Há 20 anos pesquisando a história e a movimentação de grupos neonazistas brasileiros, a doutora em Antropologia pela Universidade Estadual de Campinas (Unicamp), Adriana Dias, vê uma evidente relação entre o presidente Jair Bolsonaro (PL), derrotado em sua campanha à reeleição, com o neonazismo no Brasil. De acordo com a pesquisadora, o número de células – onde se localizam esses grupos – cresceram sob o atual governo e hoje são mais de mil espalhadas pelo país.
Um relatório do Observatório Judaíco de Direitos Humanos, lançado em julho de 2020, já indicava um crescimento exponencial do antissemitismo nos primeiros 180 dias de gestão do atual chefe do Executivo. O cenário, no entanto, se agravou, conforme mostra a segunda parte do estudo. Até julho deste ano, já havia uma ampliação do número de referências e de comportamentos intimamente conectados à ideologia nazifascista. Um dos grupos é a célula de Descanso, em Santa Catarina. De acordo com Adriana, eles são um dos responsáveis pela manifestação antidemocrática dessa quarta-feira (2), em que bolsonaristas fizeram uma saudação nazista, com os braços estendidos, durante a execução do Hino Nacional do Brasil.
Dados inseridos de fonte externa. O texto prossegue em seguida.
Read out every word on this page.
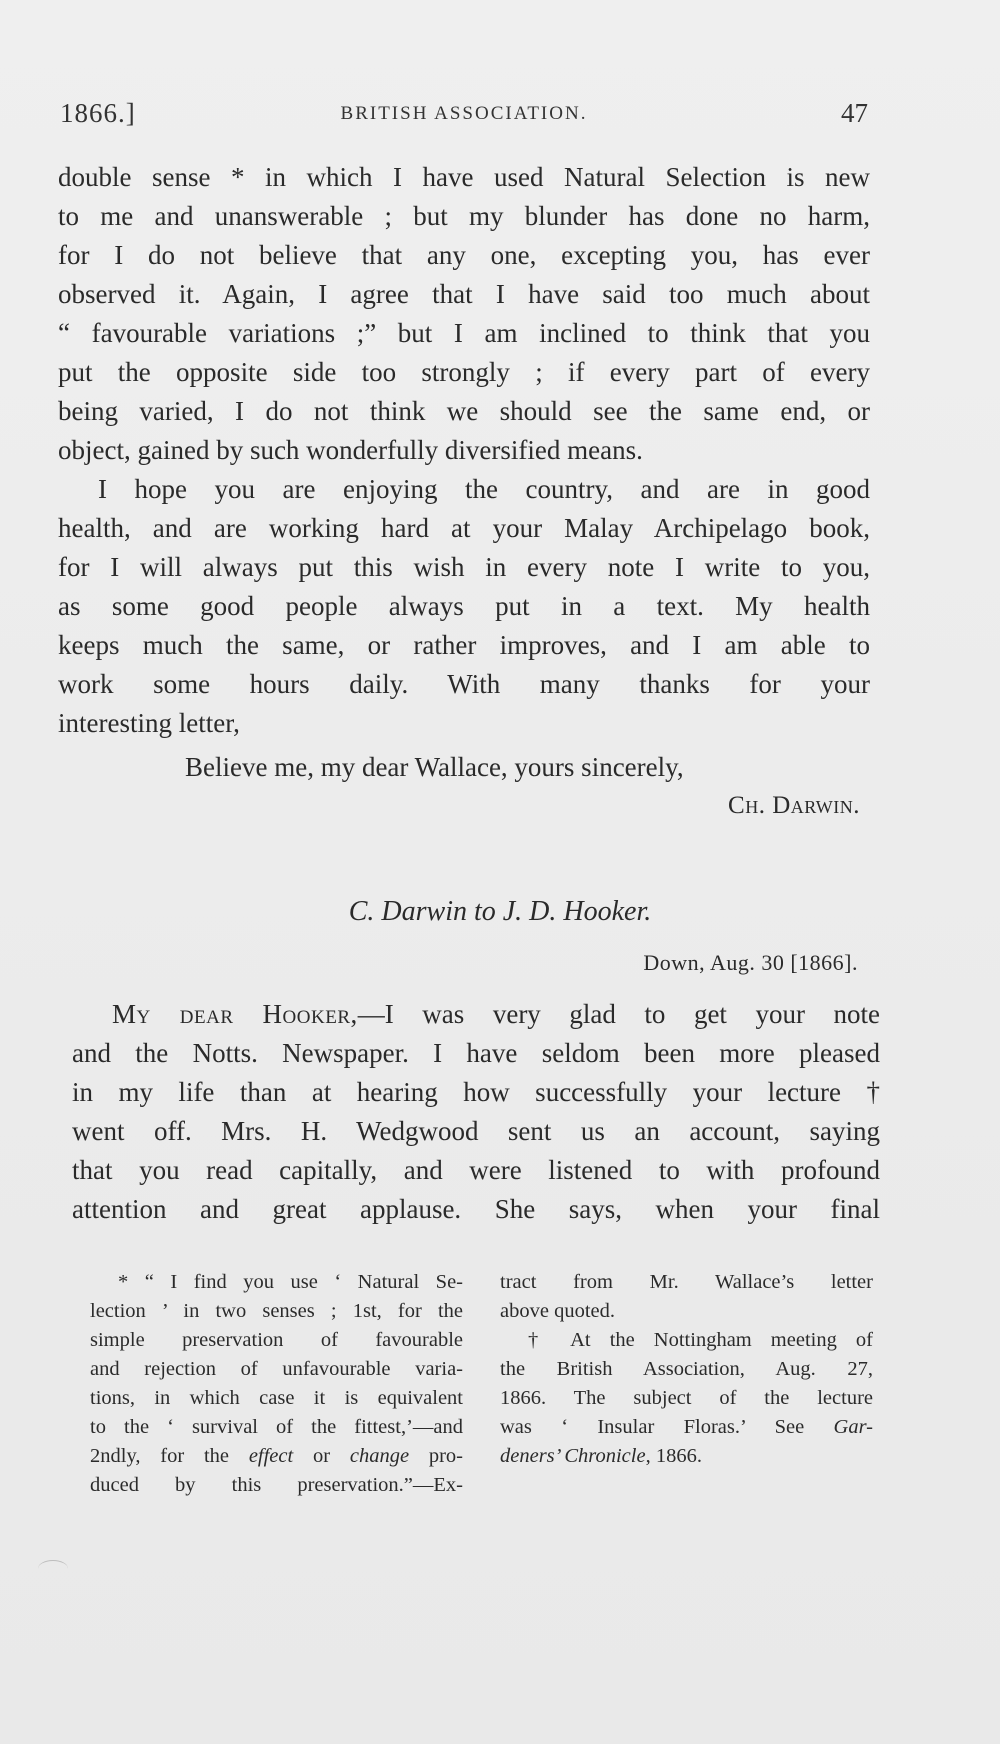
1866.]	BRITISH ASSOCIATION.	47
double sense * in which I have used Natural Selection is new
to me and unanswerable ; but my blunder has done no harm,
for I do not believe that any one, excepting you, has ever
observed it. Again, I agree that I have said too much about
“ favourable variations ;” but I am inclined to think that you
put the opposite side too strongly ; if every part of every
being varied, I do not think we should see the same end, or
object, gained by such wonderfully diversified means.
I hope you are enjoying the country, and are in good
health, and are working hard at your Malay Archipelago book,
for I will always put this wish in every note I write to you,
as some good people always put in a text. My health
keeps much the same, or rather improves, and I am able to
work some hours daily. With many thanks for your
interesting letter,
Believe me, my dear Wallace, yours sincerely,
Ch. Darwin.
C. Darwin to J. D. Hooker.
Down, Aug. 30 [1866].
My dear Hooker,—I was very glad to get your note
and the Notts. Newspaper. I have seldom been more pleased
in my life than at hearing how successfully your lecture †
went off. Mrs. H. Wedgwood sent us an account, saying
that you read capitally, and were listened to with profound
attention and great applause. She says, when your final
* “ I find you use ‘ Natural Se-
lection ’ in two senses ; 1st, for the
simple preservation of favourable
and rejection of unfavourable varia-
tions, in which case it is equivalent
to the ‘ survival of the fittest,’—and
2ndly, for the effect or change pro-
duced by this preservation.”—Ex-
tract from Mr. Wallace’s letter
above quoted.
† At the Nottingham meeting of
the British Association, Aug. 27,
1866. The subject of the lecture
was ‘ Insular Floras.’ See Gar-
deners’ Chronicle, 1866.
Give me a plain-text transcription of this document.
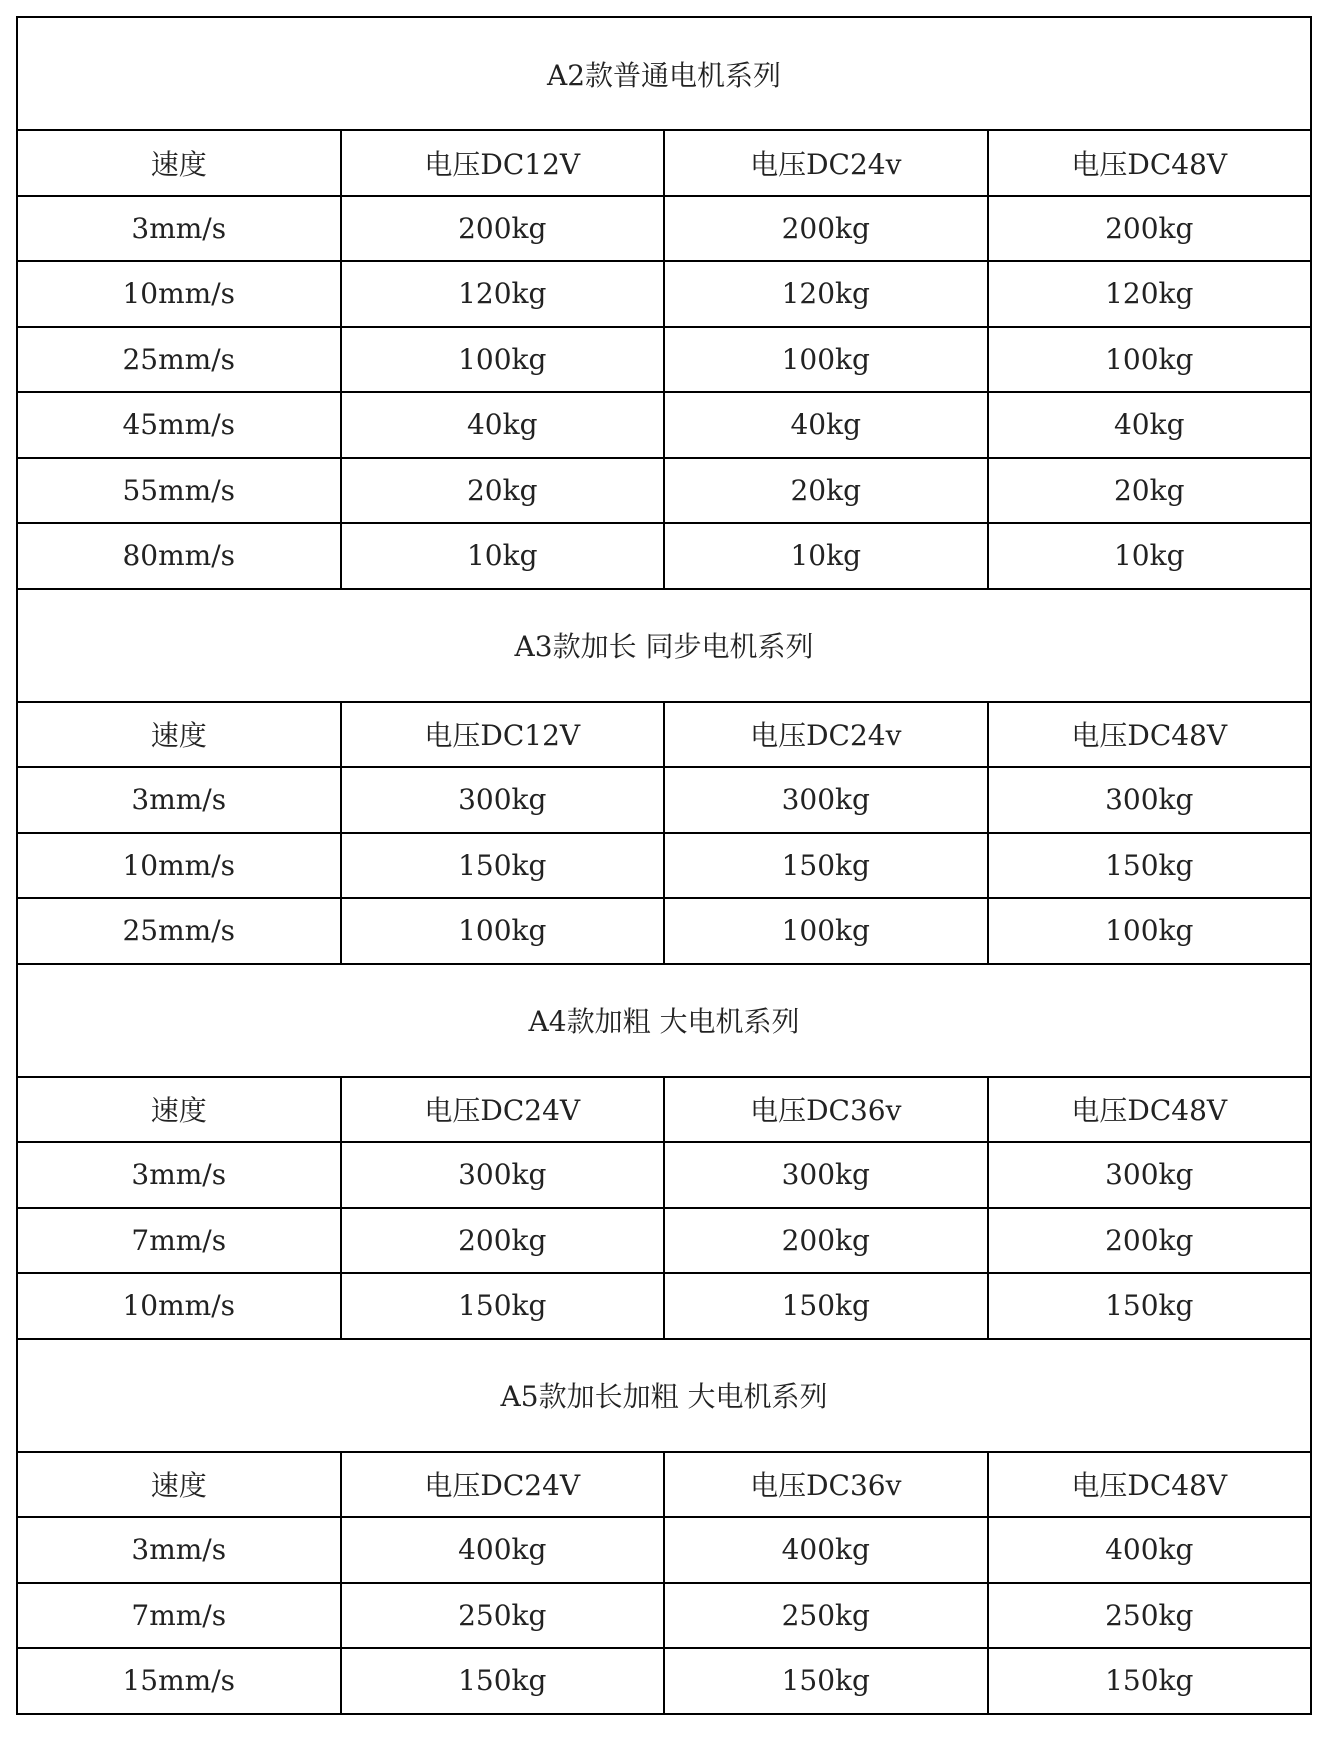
A2款普通电机系列			
速度	电压DC12V	电压DC24v	电压DC48V
3mm/s	200kg	200kg	200kg
10mm/s	120kg	120kg	120kg
25mm/s	100kg	100kg	100kg
45mm/s	40kg	40kg	40kg
55mm/s	20kg	20kg	20kg
80mm/s	10kg	10kg	10kg
A3款加长 同步电机系列			
速度	电压DC12V	电压DC24v	电压DC48V
3mm/s	300kg	300kg	300kg
10mm/s	150kg	150kg	150kg
25mm/s	100kg	100kg	100kg
A4款加粗 大电机系列			
速度	电压DC24V	电压DC36v	电压DC48V
3mm/s	300kg	300kg	300kg
7mm/s	200kg	200kg	200kg
10mm/s	150kg	150kg	150kg
A5款加长加粗 大电机系列			
速度	电压DC24V	电压DC36v	电压DC48V
3mm/s	400kg	400kg	400kg
7mm/s	250kg	250kg	250kg
15mm/s	150kg	150kg	150kg
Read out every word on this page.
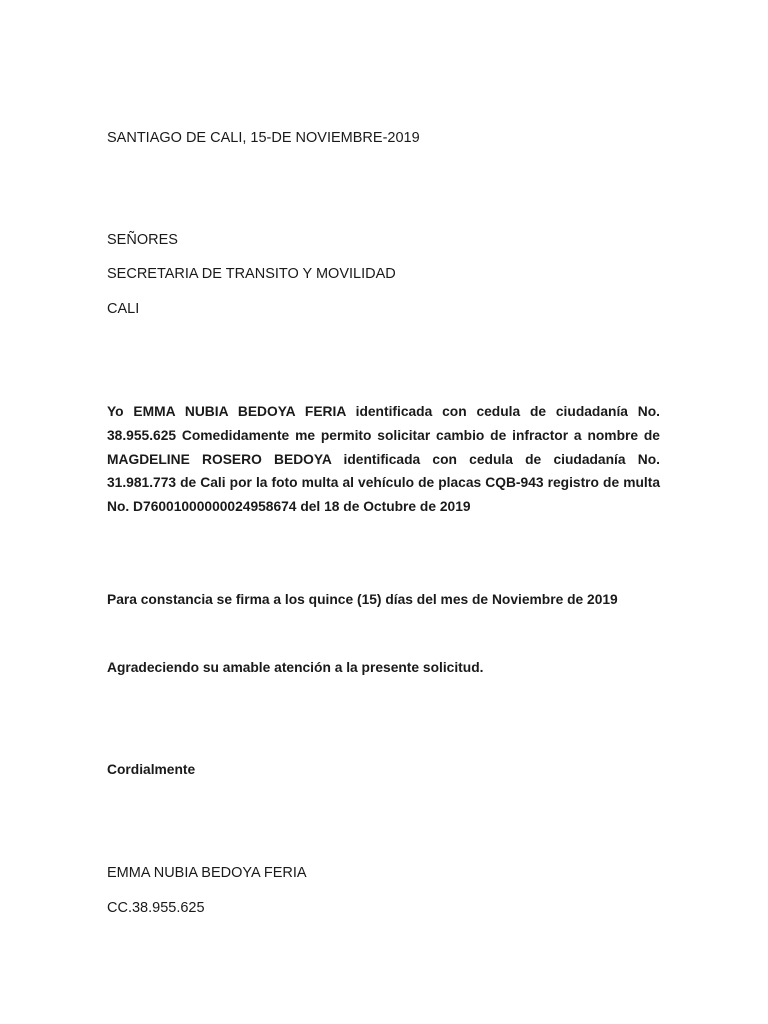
SANTIAGO DE CALI, 15-DE NOVIEMBRE-2019

SEÑORES

SECRETARIA DE TRANSITO Y MOVILIDAD

CALI

Yo EMMA NUBIA BEDOYA FERIA identificada con cedula de ciudadanía No. 38.955.625 Comedidamente me permito solicitar cambio de infractor a nombre de MAGDELINE ROSERO BEDOYA identificada con cedula de ciudadanía No. 31.981.773 de Cali por la foto multa al vehículo de placas CQB-943 registro de multa No. D76001000000024958674 del 18 de Octubre de 2019

Para constancia se firma a los quince (15) días del mes de Noviembre de 2019

Agradeciendo su amable atención a la presente solicitud.

Cordialmente

EMMA NUBIA BEDOYA FERIA

CC.38.955.625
O ato que pediu golpe militar ocorreu em frente ao 14º Regimento de Cavalaria Mecanizado, base do Exército no município catarinense de São Miguel do Oeste. Ainda ontem, o Ministério Público de Santa Catarina divulgou que investigaria os responsáveis por fazer esse tipo de saudação que se fazia ao nazista Adolf Hitler. No entanto, nesta quinta (3), o MP apontou em apuração preliminar que não houve intenção de apologia ao nazismo no ato e que não há evidência de prática de crime.
Vitória de Lula e da democracia
Em entrevista a Marilu Cabañas, do Jornal Brasil Atual, a pesquisadora observou que o gesto, porém, foi “claramente uma saudação nazista”. E cobrou responsabilização penal, uma vez que a apologia ao nazismo é crime previsto na Lei nº 9.459/97. A pena é de dois a cinco anos de reclusão, além de multa. “As instituições têm que agir. O neonazismo se combate com lei, democracia, paz, ordem e, principalmente, crença na diversidade humana”, destacou Adriana.
A análise da pesquisa também foi respaldada pelo integrante da comunidade judaica brasileira, o escritor, jornalista, editor internacional do jornal Hora do Povo, Nathaniel Braia, que destacou que “a primeira forma de educação é denunciar o que está acontecendo”. Braia, que foi estudante do curso de Engenharia Elétrica do Tecnion – Instituto Técnológico de Haifa/Israel, e é autor do livro “O apartheid de Israel” (Alfa Omega, 2001), pondera, contudo, que a vitória de Luiz Inácio Lula da Silva (PT) sobre Bolsonaro também “abre caminho para a gente vencer tudo isso”.
De acordo com o ele, o “risco do nazismo”, como classifica, não sai da ordem do dia do país. Mas a eleição de Lula coloca freio “ao fomento do neonazismo no Brasil” feito por Bolsonaro. No Jornal Brasil Atual, ele compara o caso à vitória de Tancredo Neves sobre Paulo Maluf na eleição de 1985, que pôs fim à ditadura civil-militar.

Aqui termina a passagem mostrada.